Civil Society, Development & Aid, Environment, Headlines, Latin America & the Caribbean

ENVIRONMENT-CHILE: Hope for the Swans

Daniela Estrada* - Tierramérica

SANTIAGO, Nov 4 2006 (IPS) - The highest global authority on wetlands will visit Chile in November to evaluate the problems afflicting the southern nature sanctuary Carlos Anwandter, where the water was contaminated by runoff from a pulp mill, killing hundreds of black-necked swans two years ago.

Peter Bridgewater, secretary general of the intergovernmental Convention on Wetlands, signed in 1971 in Ramsar, Iran, will visit the nature preserve to determine a plan for technical support. He will meet with Chilean officials, local researchers and civil society groups, according to Catalina Bau, director of the governmental National Forest Corporation (CONAF).

The visit comes after the Chilean government filed a request for the sanctuary to be included in the Montreux Record, a list of wetlands of international importance whose ecosystems are threatened.

Bridgewater’s visit and inclusion in the list are positive signs from the “Concertación” government, the center-left coalition that has governed Chile since 1990, says Eduardo Israel, of the non-governmental organisation Action for the Swans (Acción por los Cisnes).

It is “a victory for civil society,” he told Tierramérica, noting that two years ago his organisation was the first to request a petition for inclusion in the Montreux Record.
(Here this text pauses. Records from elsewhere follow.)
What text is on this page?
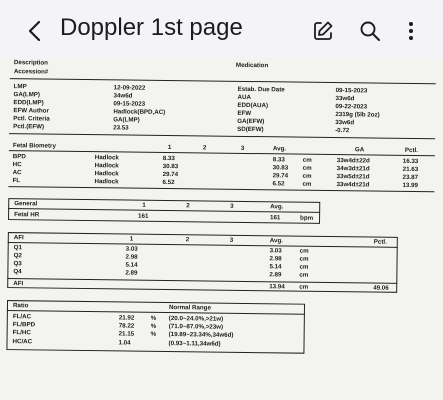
Doppler 1st page
Description	Medication
Accession#
LMP	12-09-2022	Estab. Due Date	09-15-2023
GA(LMP)	34w6d	AUA	33w6d
EDD(LMP)	09-15-2023	EDD(AUA)	09-22-2023
EFW Author	Hadlock(BPD,AC)	EFW	2319g (5lb 2oz)
Pctl. Criteria	GA(LMP)	GA(EFW)	33w6d
Pctl.(EFW)	23.53	SD(EFW)	-0.72
Fetal Biometry	1	2	3	Avg.	GA	Pctl.
BPD	Hadlock	8.33	8.33	cm	33w4d±22d	16.33
HC	Hadlock	30.83	30.83 cm	34w3d±21d	21.63
AC	Hadlock	29.74	29.74 cm	33w5d±21d	23.87
FL	Hadlock	6.52	6.52	cm	33w4d±21d	13.99
General	1	2	3	Avg.
Fetal HR	161	161	bpm
AFI	1	2	3	Avg.	Pctl.
Q1	3.03	3.03	cm
Q2	2.98	2.98	cm
Q3	5.14	5.14	cm
Q4	2.89	2.89	cm
AFI	13.94 cm	49.06
Ratio	Normal Range
FL/AC	21.92	% (20.0~24.0%,>21w)
FL/BPD	78.22	% (71.0~87.0%,>23w)
FL/HC	21.15	% (19.89~23.34%,34w6d)
HC/AC	1.04	(0.93~1.11,34w6d)
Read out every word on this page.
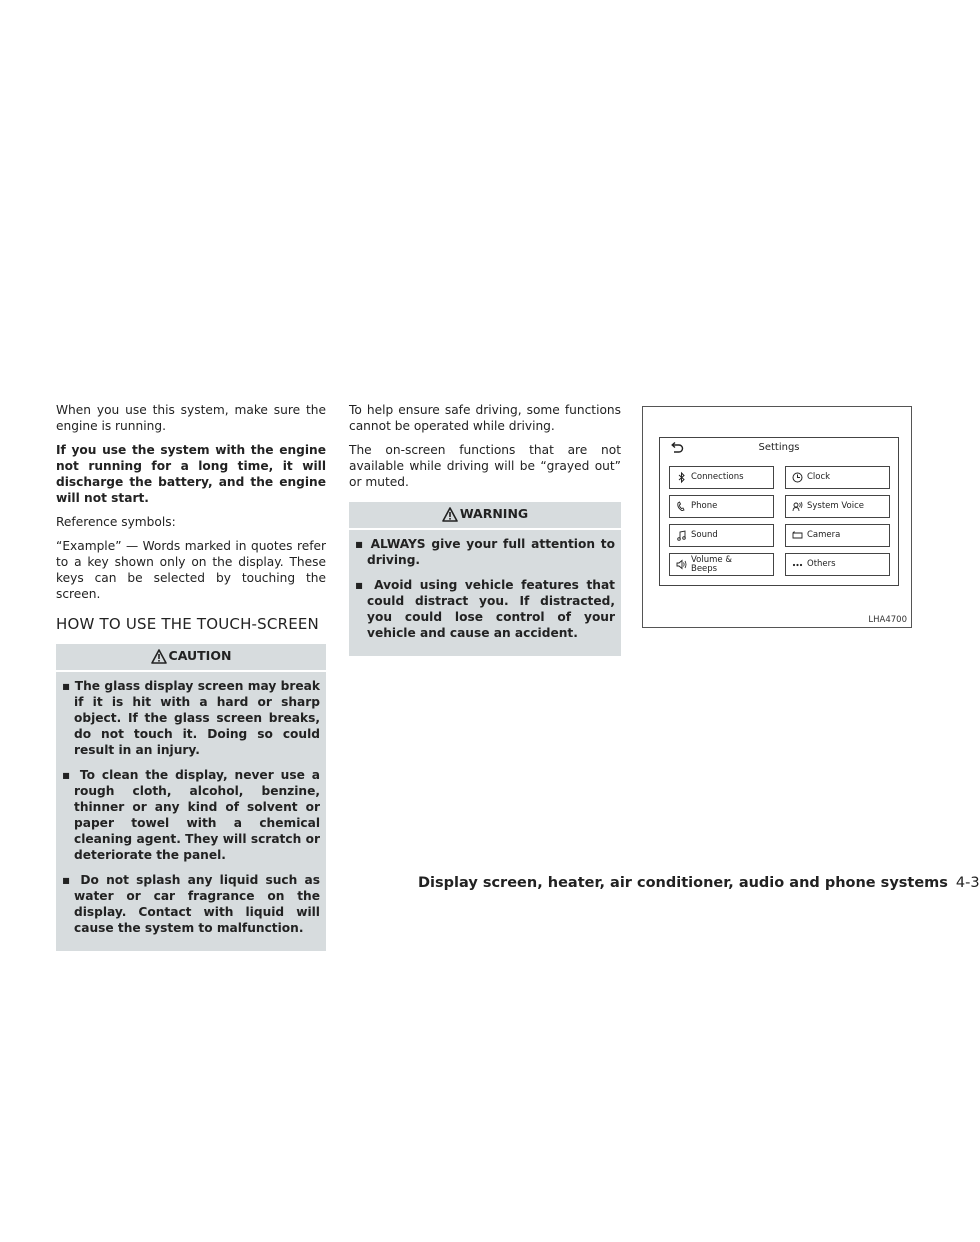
When you use this system, make sure the engine is running.

If you use the system with the engine not running for a long time, it will discharge the battery, and the engine will not start.

Reference symbols:

“Example” — Words marked in quotes refer to a key shown only on the display. These keys can be selected by touching the screen.

HOW TO USE THE TOUCH-SCREEN
CAUTION
▪ The glass display screen may break if it is hit with a hard or sharp object. If the glass screen breaks, do not touch it. Doing so could result in an injury.
▪ To clean the display, never use a rough cloth, alcohol, benzine, thinner or any kind of solvent or paper towel with a chemical cleaning agent. They will scratch or deteriorate the panel.
▪ Do not splash any liquid such as water or car fragrance on the display. Contact with liquid will cause the system to malfunction.

To help ensure safe driving, some functions cannot be operated while driving.

The on-screen functions that are not available while driving will be “grayed out” or muted.

WARNING
▪ ALWAYS give your full attention to driving.
▪ Avoid using vehicle features that could distract you. If distracted, you could lose control of your vehicle and cause an accident.
Settings
Connections	Clock
Phone	System Voice
Sound	Camera
Volume &
Beeps	Others
LHA4700
Display screen, heater, air conditioner, audio and phone systems 4-3
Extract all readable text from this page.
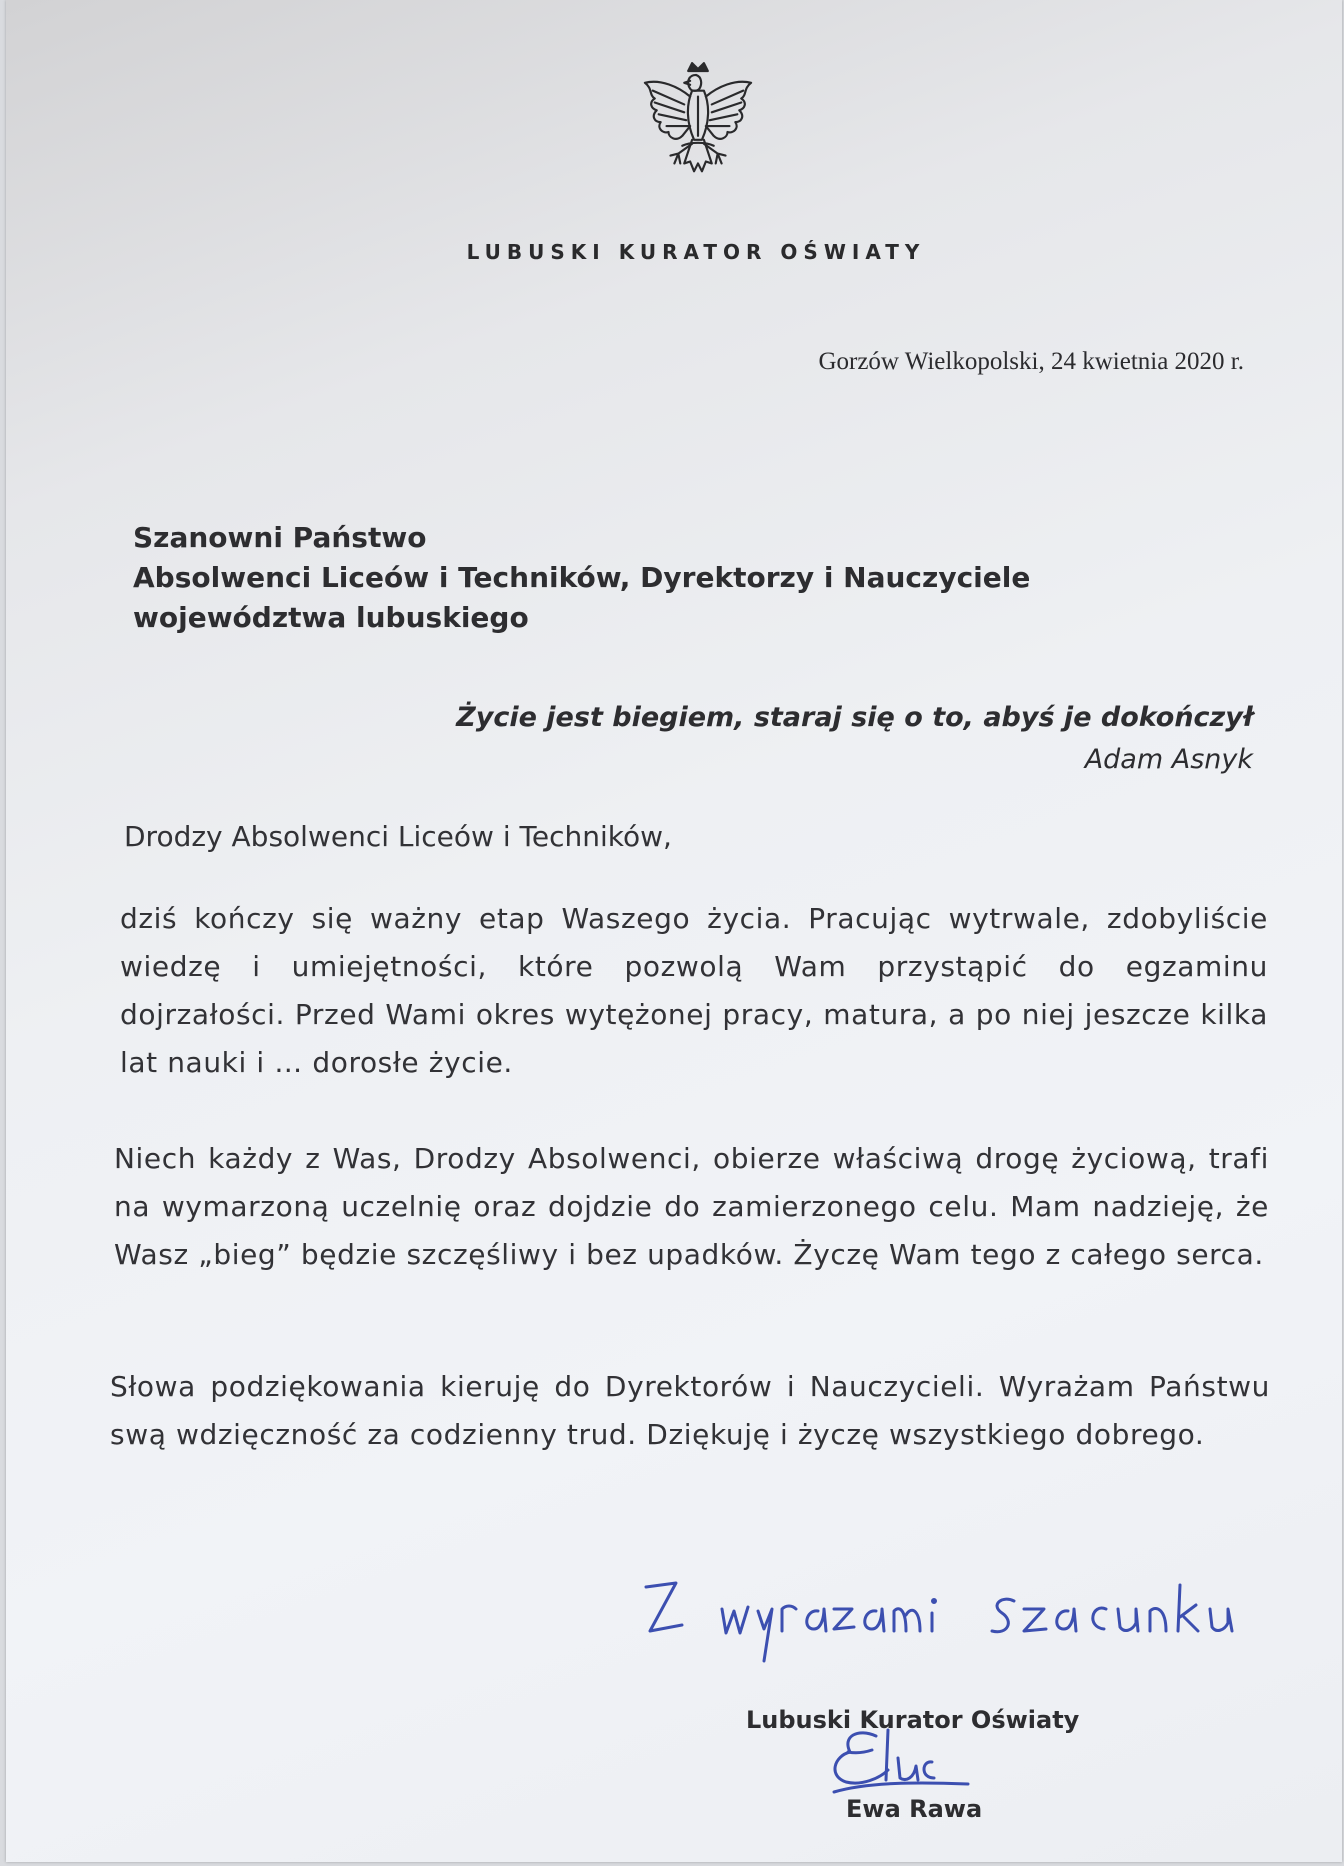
LUBUSKI KURATOR OŚWIATY
Gorzów Wielkopolski, 24 kwietnia 2020 r.
Szanowni Państwo
Absolwenci Liceów i Techników, Dyrektorzy i Nauczyciele
województwa lubuskiego
Życie jest biegiem, staraj się o to, abyś je dokończył
Adam Asnyk
Drodzy Absolwenci Liceów i Techników,
dziś kończy się ważny etap Waszego życia. Pracując wytrwale, zdobyliście wiedzę i umiejętności, które pozwolą Wam przystąpić do egzaminu dojrzałości. Przed Wami okres wytężonej pracy, matura, a po niej jeszcze kilka lat nauki i … dorosłe życie.
Niech każdy z Was, Drodzy Absolwenci, obierze właściwą drogę życiową, trafi na wymarzoną uczelnię oraz dojdzie do zamierzonego celu. Mam nadzieję, że Wasz „bieg” będzie szczęśliwy i bez upadków. Życzę Wam tego z całego serca.
Słowa podziękowania kieruję do Dyrektorów i Nauczycieli. Wyrażam Państwu swą wdzięczność za codzienny trud. Dziękuję i życzę wszystkiego dobrego.
Lubuski Kurator Oświaty
Ewa Rawa
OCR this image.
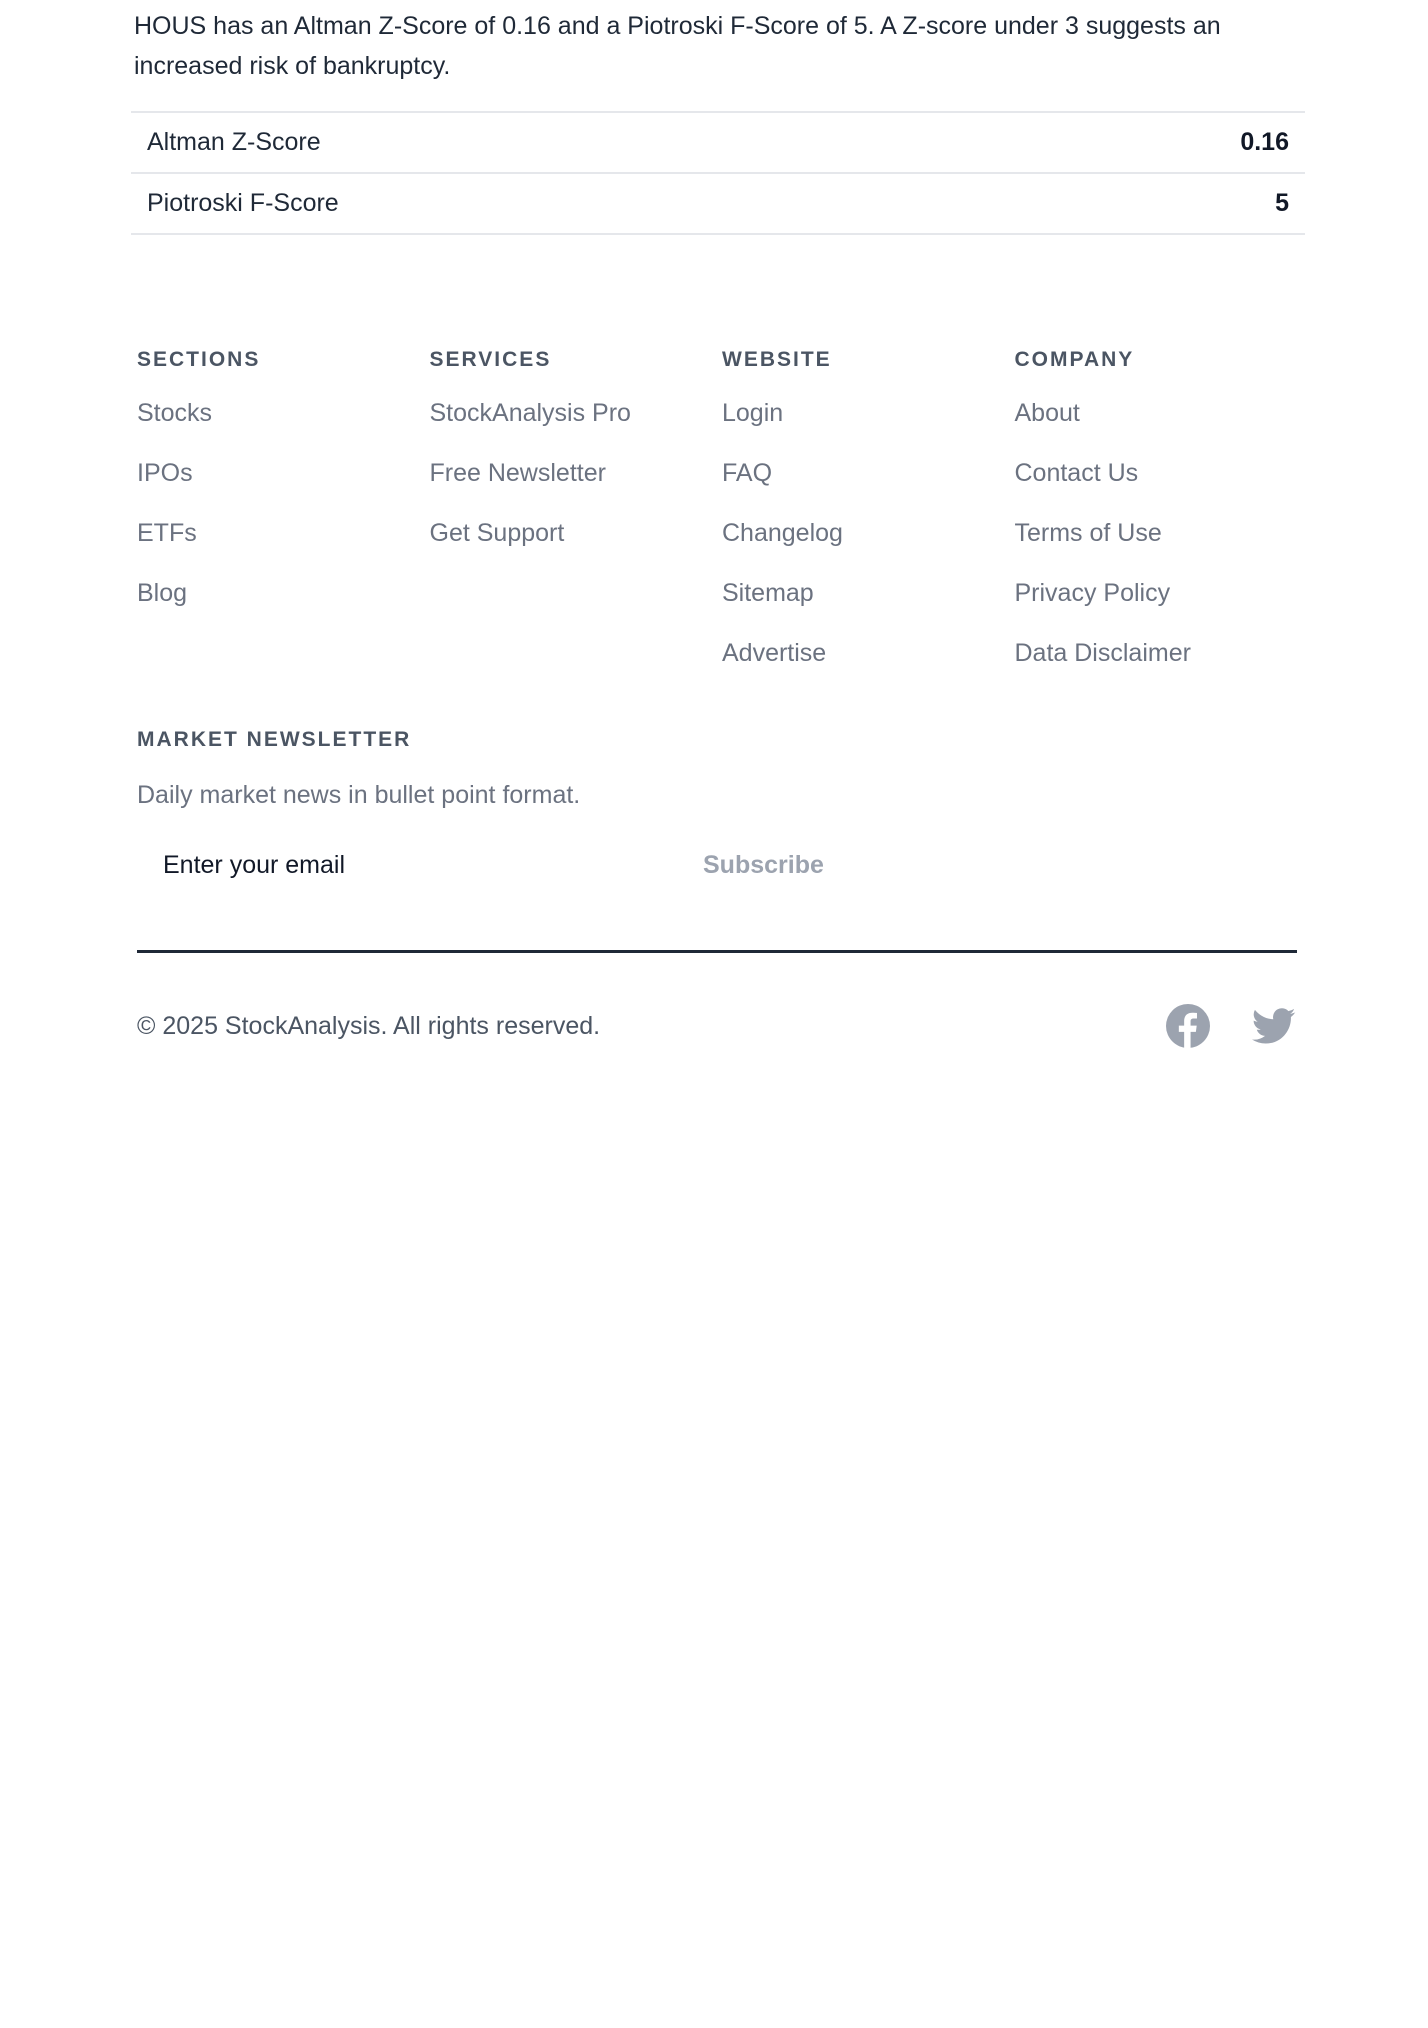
HOUS has an Altman Z-Score of 0.16 and a Piotroski F-Score of 5. A Z-score under 3 suggests an increased risk of bankruptcy.

Altman Z-Score	0.16
Piotroski F-Score	5
SECTIONS
Stocks
IPOs
ETFs
Blog
SERVICES
StockAnalysis Pro
Free Newsletter
Get Support
WEBSITE
Login
FAQ
Changelog
Sitemap
Advertise
COMPANY
About
Contact Us
Terms of Use
Privacy Policy
Data Disclaimer
MARKET NEWSLETTER
Daily market news in bullet point format.
Enter your email
Subscribe
© 2025 StockAnalysis. All rights reserved.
“We can recuperate some trust in the authorities. Objective professionals are going to come, without political or economic interests. Things can no longer be hidden,” Israel said.


The privately held company Celulosa Arauco y Constitución (Celco) is accused of causing an environmental disaster in the Carlos Anwandter sanctuary – named in memory of a scientist and philanthropist – by dumping its wastewater in the Río Cruces, the river that feeds the wetland.

And Celco continues to dump its wastewater in the river, but faces a deadline in April 2007 to present an alternative project for elimination of the mill’s waste.

Action for the Swans charged that serious infractions have been committed in the operation of the pulp mill, which annually produces 685 tonnes of bleached kraft cellulose from pine and eucalyptus and which utilises elemental chlorine free (ECF) process.

The sanctuary, located in Chile’s 10th region, Los Lagos, 840 km south of Santiago, is also known as the Río Cruces wetland, and has the largest black-necked swan (Cygnus melancoryphus) population in the South American southern cone.

In 1981 the Río Cruces area was declared a wetland of international importance by the Ramsar Convention.

Twenty-five years later, on Oct. 6, it was added to the Montreux Record because it presented negative changes in its ecosystems that require immediate attention and assessment.

According to the forest agency CONAF, the 4,877-hectare wetland is now home to some 400 black-necked swans. Until 2004, the average population was about 6,000.

In mid-2004, the water of the Río Cruces turned brown, hundreds of swans died, and thousands more left the area. Citizen groups began to publicly denounce the situation, and the government called for investigations, which ultimately put the blame on the Celco mill.

“We evaluated 15 or 16 hypotheses, which we discarded one by one. Finally, we established that the water quality had changed when we compared the pre and post Celco periods,” the head of the government-ordered study, Eduardo Jaramillo, of the Southern University of Chile, told Tierramérica.

The changes in the composition of the water affected the native waterweed, the main sustenance of the swans. The swans died from the high concentration of heavy metals – especially iron – that collected in their livers.

“As of October 2006 neither the waterweed nor the swans of the wetland have recovered. Nor are there eggs or nests. The birds have gone two years without reproducing,” said Jaramillo.

Although the citizen groups called for the immediate addition of the wetland in the Montreux Record, initially the Chilean government opted to draw up a “National Strategy for the Conservation and Rational Use of Wetlands in Chile” and an “Integrated Plan for Environmental Management of the Río Cruces Wetland”, which entails 25 projects for monitoring, restoration and conservation of the nature sanctuary.

The plan, presented by CONAF in August, has yet to be implemented.

The fact that experts like the secretary general of the Wetlands Convention are coming to Chile “will help provide more tools for research and promote new ideas. The advantage they have is that they can see the problem from the outside,” said Jaramillo.

Both Jaramillo and Action for the Swans spokesman Israel say the recovery of the wetlands depends on Celco runoff halting completely – and a definitive solution seems to be a far-off dream.

The pulp mill considered building artificial pools and channeling the waste into the ocean. But the proposal generated strong opposition from artisanal fisherfolk, who even prevented Celco from conducting environmental impact studies, such was their fear of water contamination.

(*Originally published Oct. 29 by Latin American newspapers that are part of the Tierramérica network. Tierramérica is a specialised news service produced by IPS with the backing of the United Nations Development Programme and the United Nations Environment Programme.)